Calling attention to the neglected stepchild of hospital analytics.

Hospital metrics typically present averages front and center.  Average length of stay, average admissions per day, average surgeries per week and so on.  But unless variation is included on equal footing, these metrics are only showing half the story and can actually be misleading.

Consider two hospitals.  Both hospitals admit an average of ten patients a day and each patient stays an average of four days.  This means both hospitals have an average inpatient census of 10 x 4 = 40 beds. 

Consider further the first hospital only performs routine elective procedures and admits exactly ten patients a day and they stay for exactly four days.  In this case, the hospital needs exactly 40 inpatient beds.  Not 41 beds or 42 beds but 40 beds.  And those 40 beds are 100% full.

The second hospital is a trauma center.  It may admit as few as five patients and as many as 40 patients in day.  And these patients may stay for as little as a day and as long as 8 days.  This hospital will need many more than 40 beds.  In fact, unless this hospital has 40 x 8 = 320 beds, it risks rejecting patients.  But if it actually had 320 beds, most of the beds would be unused.  This hurts the bottom line.

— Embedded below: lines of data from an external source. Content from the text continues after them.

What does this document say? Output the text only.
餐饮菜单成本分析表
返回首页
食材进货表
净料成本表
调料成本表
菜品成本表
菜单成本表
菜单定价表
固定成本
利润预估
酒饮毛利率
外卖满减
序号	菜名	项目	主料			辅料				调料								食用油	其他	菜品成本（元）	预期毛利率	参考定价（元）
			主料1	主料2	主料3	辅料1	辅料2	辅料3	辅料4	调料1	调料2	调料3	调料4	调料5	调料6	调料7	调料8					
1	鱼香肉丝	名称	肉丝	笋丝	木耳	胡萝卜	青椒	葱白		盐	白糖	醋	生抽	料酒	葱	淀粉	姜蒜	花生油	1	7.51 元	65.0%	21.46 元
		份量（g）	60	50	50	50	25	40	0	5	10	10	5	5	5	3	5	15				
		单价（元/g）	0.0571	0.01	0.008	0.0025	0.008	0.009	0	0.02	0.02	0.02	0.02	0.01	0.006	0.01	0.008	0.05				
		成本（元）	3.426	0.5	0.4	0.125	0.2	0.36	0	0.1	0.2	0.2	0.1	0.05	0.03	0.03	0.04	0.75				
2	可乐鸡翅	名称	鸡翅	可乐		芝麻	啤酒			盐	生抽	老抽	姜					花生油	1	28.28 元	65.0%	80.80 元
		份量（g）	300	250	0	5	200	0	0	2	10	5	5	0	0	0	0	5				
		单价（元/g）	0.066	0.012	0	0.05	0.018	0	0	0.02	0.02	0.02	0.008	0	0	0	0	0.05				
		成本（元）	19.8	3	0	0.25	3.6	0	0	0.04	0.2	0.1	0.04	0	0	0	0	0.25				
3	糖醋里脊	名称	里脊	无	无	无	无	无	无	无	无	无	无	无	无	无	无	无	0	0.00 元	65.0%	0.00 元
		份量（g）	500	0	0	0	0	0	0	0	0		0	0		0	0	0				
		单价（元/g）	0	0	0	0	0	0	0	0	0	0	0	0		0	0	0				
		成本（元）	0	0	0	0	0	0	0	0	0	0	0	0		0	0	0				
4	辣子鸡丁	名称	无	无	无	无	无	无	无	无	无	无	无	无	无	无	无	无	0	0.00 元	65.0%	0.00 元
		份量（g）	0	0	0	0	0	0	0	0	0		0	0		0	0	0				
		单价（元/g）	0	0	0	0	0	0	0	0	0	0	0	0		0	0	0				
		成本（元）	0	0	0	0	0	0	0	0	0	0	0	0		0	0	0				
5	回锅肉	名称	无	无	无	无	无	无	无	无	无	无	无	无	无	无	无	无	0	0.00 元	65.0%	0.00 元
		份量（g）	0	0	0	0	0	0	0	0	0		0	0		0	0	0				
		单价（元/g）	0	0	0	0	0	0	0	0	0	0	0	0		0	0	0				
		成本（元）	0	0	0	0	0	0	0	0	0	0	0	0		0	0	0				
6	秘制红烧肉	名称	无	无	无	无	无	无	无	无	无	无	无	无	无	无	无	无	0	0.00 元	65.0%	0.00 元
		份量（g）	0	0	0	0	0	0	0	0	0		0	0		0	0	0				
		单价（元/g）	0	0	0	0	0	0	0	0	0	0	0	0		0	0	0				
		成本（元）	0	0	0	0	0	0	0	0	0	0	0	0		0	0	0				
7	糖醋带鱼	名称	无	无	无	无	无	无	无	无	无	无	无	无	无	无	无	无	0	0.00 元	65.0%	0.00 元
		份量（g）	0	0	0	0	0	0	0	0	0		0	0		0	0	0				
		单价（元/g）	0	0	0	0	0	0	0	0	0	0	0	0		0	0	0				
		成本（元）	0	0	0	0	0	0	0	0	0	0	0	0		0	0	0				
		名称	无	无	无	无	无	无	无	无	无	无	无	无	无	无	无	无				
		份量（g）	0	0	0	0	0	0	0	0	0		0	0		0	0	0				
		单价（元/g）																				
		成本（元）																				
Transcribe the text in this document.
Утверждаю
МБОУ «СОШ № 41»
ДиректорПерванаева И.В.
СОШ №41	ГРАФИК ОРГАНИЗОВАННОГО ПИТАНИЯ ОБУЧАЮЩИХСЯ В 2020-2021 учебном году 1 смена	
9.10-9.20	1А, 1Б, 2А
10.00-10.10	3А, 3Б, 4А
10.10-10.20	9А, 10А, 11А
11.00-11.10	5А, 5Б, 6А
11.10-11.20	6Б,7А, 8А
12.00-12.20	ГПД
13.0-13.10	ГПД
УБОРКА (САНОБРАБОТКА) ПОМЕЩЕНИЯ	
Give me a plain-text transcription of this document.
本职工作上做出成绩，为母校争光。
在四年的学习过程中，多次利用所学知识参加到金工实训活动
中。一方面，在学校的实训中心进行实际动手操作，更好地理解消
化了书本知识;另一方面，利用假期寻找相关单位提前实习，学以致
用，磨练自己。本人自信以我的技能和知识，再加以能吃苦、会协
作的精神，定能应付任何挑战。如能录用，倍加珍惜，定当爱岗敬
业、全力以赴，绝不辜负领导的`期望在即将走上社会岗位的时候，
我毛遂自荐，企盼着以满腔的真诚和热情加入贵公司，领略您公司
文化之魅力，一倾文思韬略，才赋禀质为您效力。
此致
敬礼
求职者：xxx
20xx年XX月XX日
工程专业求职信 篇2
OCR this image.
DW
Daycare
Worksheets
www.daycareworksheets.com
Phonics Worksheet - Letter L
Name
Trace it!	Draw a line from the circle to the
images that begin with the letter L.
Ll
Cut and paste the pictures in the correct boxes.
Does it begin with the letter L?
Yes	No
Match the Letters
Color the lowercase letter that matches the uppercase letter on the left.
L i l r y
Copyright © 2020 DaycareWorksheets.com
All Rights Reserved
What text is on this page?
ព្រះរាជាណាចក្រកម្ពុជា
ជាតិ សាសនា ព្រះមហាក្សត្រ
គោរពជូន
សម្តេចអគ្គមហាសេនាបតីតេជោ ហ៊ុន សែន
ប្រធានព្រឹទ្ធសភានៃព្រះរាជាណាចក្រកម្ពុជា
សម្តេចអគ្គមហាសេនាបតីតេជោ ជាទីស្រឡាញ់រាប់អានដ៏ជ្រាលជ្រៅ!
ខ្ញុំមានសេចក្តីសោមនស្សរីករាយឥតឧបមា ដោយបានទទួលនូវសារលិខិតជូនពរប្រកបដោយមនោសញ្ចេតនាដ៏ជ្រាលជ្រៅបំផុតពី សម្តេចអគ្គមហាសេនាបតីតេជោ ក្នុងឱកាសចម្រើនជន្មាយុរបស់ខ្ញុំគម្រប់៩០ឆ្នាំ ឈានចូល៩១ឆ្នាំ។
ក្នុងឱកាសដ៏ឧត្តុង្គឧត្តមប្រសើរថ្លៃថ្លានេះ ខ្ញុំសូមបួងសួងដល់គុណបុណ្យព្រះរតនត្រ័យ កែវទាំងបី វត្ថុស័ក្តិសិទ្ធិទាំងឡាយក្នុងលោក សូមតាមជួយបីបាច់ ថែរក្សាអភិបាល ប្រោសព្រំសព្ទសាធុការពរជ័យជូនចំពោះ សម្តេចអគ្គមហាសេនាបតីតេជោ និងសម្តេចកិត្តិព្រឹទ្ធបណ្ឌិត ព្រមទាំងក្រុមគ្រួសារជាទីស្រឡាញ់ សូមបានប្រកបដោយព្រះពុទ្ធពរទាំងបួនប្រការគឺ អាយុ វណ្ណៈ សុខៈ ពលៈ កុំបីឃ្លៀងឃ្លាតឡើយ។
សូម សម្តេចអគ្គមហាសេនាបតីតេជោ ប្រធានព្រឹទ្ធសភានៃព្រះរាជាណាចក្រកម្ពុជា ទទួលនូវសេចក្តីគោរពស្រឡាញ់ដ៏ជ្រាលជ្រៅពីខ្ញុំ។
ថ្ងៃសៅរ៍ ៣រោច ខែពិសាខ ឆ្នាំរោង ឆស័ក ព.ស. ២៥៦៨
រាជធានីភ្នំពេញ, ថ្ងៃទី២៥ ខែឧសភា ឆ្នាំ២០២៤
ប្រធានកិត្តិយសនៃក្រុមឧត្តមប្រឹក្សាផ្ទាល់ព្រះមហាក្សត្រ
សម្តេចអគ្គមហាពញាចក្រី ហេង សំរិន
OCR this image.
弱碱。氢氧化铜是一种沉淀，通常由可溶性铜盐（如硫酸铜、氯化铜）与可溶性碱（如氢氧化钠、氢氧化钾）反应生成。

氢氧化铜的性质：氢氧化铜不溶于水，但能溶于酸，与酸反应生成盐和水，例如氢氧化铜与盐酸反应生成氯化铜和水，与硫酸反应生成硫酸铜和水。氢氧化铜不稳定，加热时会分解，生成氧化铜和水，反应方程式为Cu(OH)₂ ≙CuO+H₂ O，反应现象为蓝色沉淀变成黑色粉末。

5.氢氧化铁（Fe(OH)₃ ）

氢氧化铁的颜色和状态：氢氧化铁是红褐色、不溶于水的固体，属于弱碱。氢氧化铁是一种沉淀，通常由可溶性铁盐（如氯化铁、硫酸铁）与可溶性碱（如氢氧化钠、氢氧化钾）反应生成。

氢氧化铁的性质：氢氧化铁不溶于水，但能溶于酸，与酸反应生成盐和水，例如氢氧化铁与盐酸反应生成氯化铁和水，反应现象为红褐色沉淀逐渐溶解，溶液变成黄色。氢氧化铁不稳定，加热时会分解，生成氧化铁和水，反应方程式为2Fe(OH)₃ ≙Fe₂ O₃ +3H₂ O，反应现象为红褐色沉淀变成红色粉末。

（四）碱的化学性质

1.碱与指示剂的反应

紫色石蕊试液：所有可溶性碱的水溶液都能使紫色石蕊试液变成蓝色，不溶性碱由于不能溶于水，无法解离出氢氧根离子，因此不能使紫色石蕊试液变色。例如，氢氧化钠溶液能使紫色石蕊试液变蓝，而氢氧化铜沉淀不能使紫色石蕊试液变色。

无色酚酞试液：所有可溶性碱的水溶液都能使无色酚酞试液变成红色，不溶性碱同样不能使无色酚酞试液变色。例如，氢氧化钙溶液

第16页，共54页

Modern operations science has developed mature statistical methods to characterize this variation and forecast the number of patients likely to be rejected given a set number of beds.  These methods replace qualitative words like “many” and “most” with a more precise statement such as “with 60 beds, 93% of all patients will be admitted within three hours”.  This isn’t a crystal ball into the future but it prepares hospital staff to expect that 7% of the time patients will have to wait more than three hours for a bed.  Instead of this being a crisis, it is can be an anticipated event.  If this wait time is unacceptable, the same analysis can find the number of beds required to meet hospital policy.

In this thought experiment, both hospitals have the same averages for admission and length of stay.  But for one hospital 40 beds is adequate while the other hospital needs far more beds to manage an acceptable percentage of the population.  The difference is variation.  And it matters.

This is one reason why ICU units can be harder to manage.  ICUs typically have the largest variation in length of stay of all hospital units.  A few patients with 30 days length of stay can take up half or more of an ICU’s capacity.  It is harder to find a balance between enough beds to avoid long wait times and not so many beds that they are often empty or filled with boarders from other parts of the hospital.

On the other end of the spectrum was a unit for pediatric otolaryngology in one of our client hospitals.  This unit had an average length of stay of 1.8 days with a variation in the hours.  Properly sized, this unit will rarely have an empty bed AND patients will rarely have to wait for a bed. 

When looking at averages, do not assume variation is low.  Planning based on averages runs the risk of resource scarcity during peak utilization.  Given this understanding of variation, low census in pediatric otolaryngology can be a sign of overcapacity but low census in the ICU is simply an expected part of natural variation in ICU demand.